A steady supply of paintings was despatched along the trade routes of the city, on both sides of the Adriatic; in a literal sense art followed commerce. The establishment of trade between Venice and the Netherlands, for example, heralded the profitable interchange between two schools of painting. When Venice and Germany joined in commerce, they also joined in art. The good citizens of Augsburg and Salzburg had many paintings of the Venetian school; the collectors of Venice possessed many works from German and Netherlandish painters.

There was also a market for “utility art,” with panel paintings used as devotional props and easel paintings as interior decoration. The material, rather than aesthetic, quality of the work was the important consideration. By the sixteenth century there were already “dealers” operating in Venice, mediating between artist and client, or between seller and purchaser. The contracts drawn up between consumer and supplier often specified the amount of gold, or expensive pigment, to be employed in any one painting. They ordained the nature, as well as the dimensions, of the work. They included a “deadline” for completion as well as penalty clauses for late delivery. Some contracts even included a clause in which the artist agreed to surpass the work of another named artist. Tintoretto, from a family of dyers, had all the skills of the merchant. He habitually undercut the prices of his rivals, thus assuring a steady supply of commissions. He worked quickly as well as cheaply. The letters of Titian are filled with money matters, with haggling and demanding and complaining. Canaletto, two centuries later, was a master of the export trade. Tiepolo concentrated upon the production of historical and allegorical painting on the very good grounds that only they provided him with a reasonable profit margin.

There was a passion for collecting in Venice; anything, from Roman coins to freaks of nature, could be taken up and placed in cabinets or cupboards.
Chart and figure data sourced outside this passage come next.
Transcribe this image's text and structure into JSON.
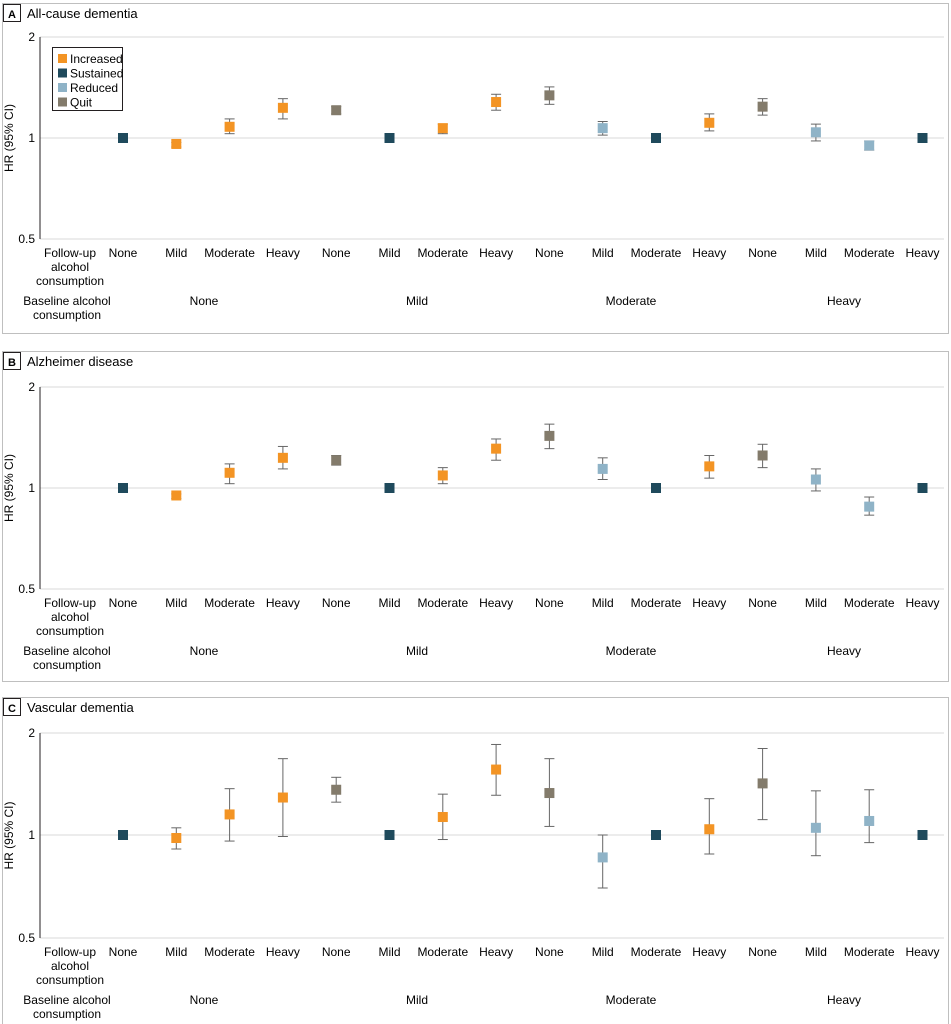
{
  "chart_data": [
    {
      "type": "scatter",
      "panel_label": "A",
      "title": "All-cause dementia",
      "ylabel": "HR (95% CI)",
      "yscale": "log",
      "ylim": [
        0.5,
        2
      ],
      "yticks": [
        "0.5",
        "1",
        "2"
      ],
      "row_label_followup": [
        "Follow-up",
        "alcohol",
        "consumption"
      ],
      "row_label_baseline": [
        "Baseline alcohol",
        "consumption"
      ],
      "legend": [
        "Increased",
        "Sustained",
        "Reduced",
        "Quit"
      ],
      "baseline_groups": [
        "None",
        "Mild",
        "Moderate",
        "Heavy"
      ],
      "points": [
        {
          "baseline": "None",
          "followup": "None",
          "status": "Sustained",
          "hr": 1.0
        },
        {
          "baseline": "None",
          "followup": "Mild",
          "status": "Increased",
          "hr": 0.96,
          "lo": 0.94,
          "hi": 0.97
        },
        {
          "baseline": "None",
          "followup": "Moderate",
          "status": "Increased",
          "hr": 1.08,
          "lo": 1.03,
          "hi": 1.14
        },
        {
          "baseline": "None",
          "followup": "Heavy",
          "status": "Increased",
          "hr": 1.23,
          "lo": 1.14,
          "hi": 1.31
        },
        {
          "baseline": "Mild",
          "followup": "None",
          "status": "Quit",
          "hr": 1.21,
          "lo": 1.18,
          "hi": 1.24
        },
        {
          "baseline": "Mild",
          "followup": "Mild",
          "status": "Sustained",
          "hr": 1.0
        },
        {
          "baseline": "Mild",
          "followup": "Moderate",
          "status": "Increased",
          "hr": 1.07,
          "lo": 1.03,
          "hi": 1.1
        },
        {
          "baseline": "Mild",
          "followup": "Heavy",
          "status": "Increased",
          "hr": 1.28,
          "lo": 1.21,
          "hi": 1.35
        },
        {
          "baseline": "Moderate",
          "followup": "None",
          "status": "Quit",
          "hr": 1.34,
          "lo": 1.26,
          "hi": 1.42
        },
        {
          "baseline": "Moderate",
          "followup": "Mild",
          "status": "Reduced",
          "hr": 1.07,
          "lo": 1.02,
          "hi": 1.12
        },
        {
          "baseline": "Moderate",
          "followup": "Moderate",
          "status": "Sustained",
          "hr": 1.0
        },
        {
          "baseline": "Moderate",
          "followup": "Heavy",
          "status": "Increased",
          "hr": 1.11,
          "lo": 1.05,
          "hi": 1.18
        },
        {
          "baseline": "Heavy",
          "followup": "None",
          "status": "Quit",
          "hr": 1.24,
          "lo": 1.17,
          "hi": 1.31
        },
        {
          "baseline": "Heavy",
          "followup": "Mild",
          "status": "Reduced",
          "hr": 1.04,
          "lo": 0.98,
          "hi": 1.1
        },
        {
          "baseline": "Heavy",
          "followup": "Moderate",
          "status": "Reduced",
          "hr": 0.95,
          "lo": 0.92,
          "hi": 0.98
        },
        {
          "baseline": "Heavy",
          "followup": "Heavy",
          "status": "Sustained",
          "hr": 1.0
        }
      ]
    },
    {
      "type": "scatter",
      "panel_label": "B",
      "title": "Alzheimer disease",
      "ylabel": "HR (95% CI)",
      "yscale": "log",
      "ylim": [
        0.5,
        2
      ],
      "yticks": [
        "0.5",
        "1",
        "2"
      ],
      "row_label_followup": [
        "Follow-up",
        "alcohol",
        "consumption"
      ],
      "row_label_baseline": [
        "Baseline alcohol",
        "consumption"
      ],
      "baseline_groups": [
        "None",
        "Mild",
        "Moderate",
        "Heavy"
      ],
      "points": [
        {
          "baseline": "None",
          "followup": "None",
          "status": "Sustained",
          "hr": 1.0
        },
        {
          "baseline": "None",
          "followup": "Mild",
          "status": "Increased",
          "hr": 0.95,
          "lo": 0.93,
          "hi": 0.96
        },
        {
          "baseline": "None",
          "followup": "Moderate",
          "status": "Increased",
          "hr": 1.11,
          "lo": 1.03,
          "hi": 1.18
        },
        {
          "baseline": "None",
          "followup": "Heavy",
          "status": "Increased",
          "hr": 1.23,
          "lo": 1.14,
          "hi": 1.33
        },
        {
          "baseline": "Mild",
          "followup": "None",
          "status": "Quit",
          "hr": 1.21,
          "lo": 1.17,
          "hi": 1.25
        },
        {
          "baseline": "Mild",
          "followup": "Mild",
          "status": "Sustained",
          "hr": 1.0
        },
        {
          "baseline": "Mild",
          "followup": "Moderate",
          "status": "Increased",
          "hr": 1.09,
          "lo": 1.03,
          "hi": 1.15
        },
        {
          "baseline": "Mild",
          "followup": "Heavy",
          "status": "Increased",
          "hr": 1.31,
          "lo": 1.21,
          "hi": 1.4
        },
        {
          "baseline": "Moderate",
          "followup": "None",
          "status": "Quit",
          "hr": 1.43,
          "lo": 1.31,
          "hi": 1.55
        },
        {
          "baseline": "Moderate",
          "followup": "Mild",
          "status": "Reduced",
          "hr": 1.14,
          "lo": 1.06,
          "hi": 1.23
        },
        {
          "baseline": "Moderate",
          "followup": "Moderate",
          "status": "Sustained",
          "hr": 1.0
        },
        {
          "baseline": "Moderate",
          "followup": "Heavy",
          "status": "Increased",
          "hr": 1.16,
          "lo": 1.07,
          "hi": 1.25
        },
        {
          "baseline": "Heavy",
          "followup": "None",
          "status": "Quit",
          "hr": 1.25,
          "lo": 1.15,
          "hi": 1.35
        },
        {
          "baseline": "Heavy",
          "followup": "Mild",
          "status": "Reduced",
          "hr": 1.06,
          "lo": 0.98,
          "hi": 1.14
        },
        {
          "baseline": "Heavy",
          "followup": "Moderate",
          "status": "Reduced",
          "hr": 0.88,
          "lo": 0.83,
          "hi": 0.94
        },
        {
          "baseline": "Heavy",
          "followup": "Heavy",
          "status": "Sustained",
          "hr": 1.0
        }
      ]
    },
    {
      "type": "scatter",
      "panel_label": "C",
      "title": "Vascular dementia",
      "ylabel": "HR (95% CI)",
      "yscale": "log",
      "ylim": [
        0.5,
        2
      ],
      "yticks": [
        "0.5",
        "1",
        "2"
      ],
      "row_label_followup": [
        "Follow-up",
        "alcohol",
        "consumption"
      ],
      "row_label_baseline": [
        "Baseline alcohol",
        "consumption"
      ],
      "baseline_groups": [
        "None",
        "Mild",
        "Moderate",
        "Heavy"
      ],
      "points": [
        {
          "baseline": "None",
          "followup": "None",
          "status": "Sustained",
          "hr": 1.0
        },
        {
          "baseline": "None",
          "followup": "Mild",
          "status": "Increased",
          "hr": 0.98,
          "lo": 0.91,
          "hi": 1.05
        },
        {
          "baseline": "None",
          "followup": "Moderate",
          "status": "Increased",
          "hr": 1.15,
          "lo": 0.96,
          "hi": 1.37
        },
        {
          "baseline": "None",
          "followup": "Heavy",
          "status": "Increased",
          "hr": 1.29,
          "lo": 0.99,
          "hi": 1.68
        },
        {
          "baseline": "Mild",
          "followup": "None",
          "status": "Quit",
          "hr": 1.36,
          "lo": 1.25,
          "hi": 1.48
        },
        {
          "baseline": "Mild",
          "followup": "Mild",
          "status": "Sustained",
          "hr": 1.0
        },
        {
          "baseline": "Mild",
          "followup": "Moderate",
          "status": "Increased",
          "hr": 1.13,
          "lo": 0.97,
          "hi": 1.32
        },
        {
          "baseline": "Mild",
          "followup": "Heavy",
          "status": "Increased",
          "hr": 1.56,
          "lo": 1.31,
          "hi": 1.85
        },
        {
          "baseline": "Moderate",
          "followup": "None",
          "status": "Quit",
          "hr": 1.33,
          "lo": 1.06,
          "hi": 1.68
        },
        {
          "baseline": "Moderate",
          "followup": "Mild",
          "status": "Reduced",
          "hr": 0.86,
          "lo": 0.7,
          "hi": 1.0
        },
        {
          "baseline": "Moderate",
          "followup": "Moderate",
          "status": "Sustained",
          "hr": 1.0
        },
        {
          "baseline": "Moderate",
          "followup": "Heavy",
          "status": "Increased",
          "hr": 1.04,
          "lo": 0.88,
          "hi": 1.28
        },
        {
          "baseline": "Heavy",
          "followup": "None",
          "status": "Quit",
          "hr": 1.42,
          "lo": 1.11,
          "hi": 1.8
        },
        {
          "baseline": "Heavy",
          "followup": "Mild",
          "status": "Reduced",
          "hr": 1.05,
          "lo": 0.87,
          "hi": 1.35
        },
        {
          "baseline": "Heavy",
          "followup": "Moderate",
          "status": "Reduced",
          "hr": 1.1,
          "lo": 0.95,
          "hi": 1.36
        },
        {
          "baseline": "Heavy",
          "followup": "Heavy",
          "status": "Sustained",
          "hr": 1.0
        }
      ]
    }
  ],
  "colors": {
    "Increased": "#f39424",
    "Sustained": "#1f4a5c",
    "Reduced": "#8fb3c7",
    "Quit": "#837b6b",
    "grid": "#d9d9d9",
    "frame": "#bfbfbf",
    "errorbar": "#666666"
  }
}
So the city could become a market in another sense. Private collecting was a Venetian phenomenon of the sixteenth and seventeenth centuries. It created new forms of demand, and new methods of accumulation; it made the act of possession intrinsically worthwhile. The consumer could pose as the connoisseur. The sybarite could become a humanist saint. He was called a virtuoso. The first known collections were Venetian, dating from the fourteenth century. But the obsession with studioli or curiosity shops just grew and grew. The collection of the Venetian patrician Andrea Vendramin included sculptures and medals, urns and gems, lamps and shells, plants and manuscripts, costumes and mummified animals. The whole world could be purchased and displayed. Another Venetian patrician, Federigo Contarini, aspired to possess a specimen of every thing or being ever created; in this, of course, he could not be assured of success. During the course of the seventeenth century possession became more specific and specialised. There was a market for antiquities and a market for landscape paintings; there was a market in natural marvels, such as the many-headed hydra valued at six thousand ducats, and a market in ancient musical instruments. Coins and medals were also popular. The collection of Apostolo Zeno, for example, contained 5,900 medals. We must never forget, however, the commercial instinct of the Venetians. Zeno’s medals were a financial investment as well as a scholarly marvel. A collection could also be a portfolio. That is perhaps why it was an enduring, as well as a widespread, passion in the city. The last great Venetian collector, Conte Vittorio Cini, died in 1977.

Niccolò Serpetro’s Marketplace of Natural Marvels was published in Venice in 1653 with the entirely appropriate notion of placing the curiosities of nature in an imaginary piazza not unlike Saint Mark’s Square; here, amid the porticos and shops and stalls, the wonders of the world could be purchased. The market is the metaphor, and the reality. Everything is on display. The display, rather than any intrinsic worth, is the point. Serpetro’s imagined world was recreated in the late eighteenth century, when a great wooden oval was constructed in Saint Mark’s Square entirely for the display of goods. The Venetians were celebrated for their skill at window-dressing, and created the first glass shopfronts in the world. So their markets were great exhibitions. From the fairs of the twelfth century onwards, the goods of the city were paraded. At a later date works of art were put up for sale in the square, classical and contemporary works hanging side by side in the open air. It is entirely appropriate that the Venice Biennales—of art, of film and of architecture—are still flourishing at the beginning of the twenty-first century. They are continuing a great tradition of showmanship.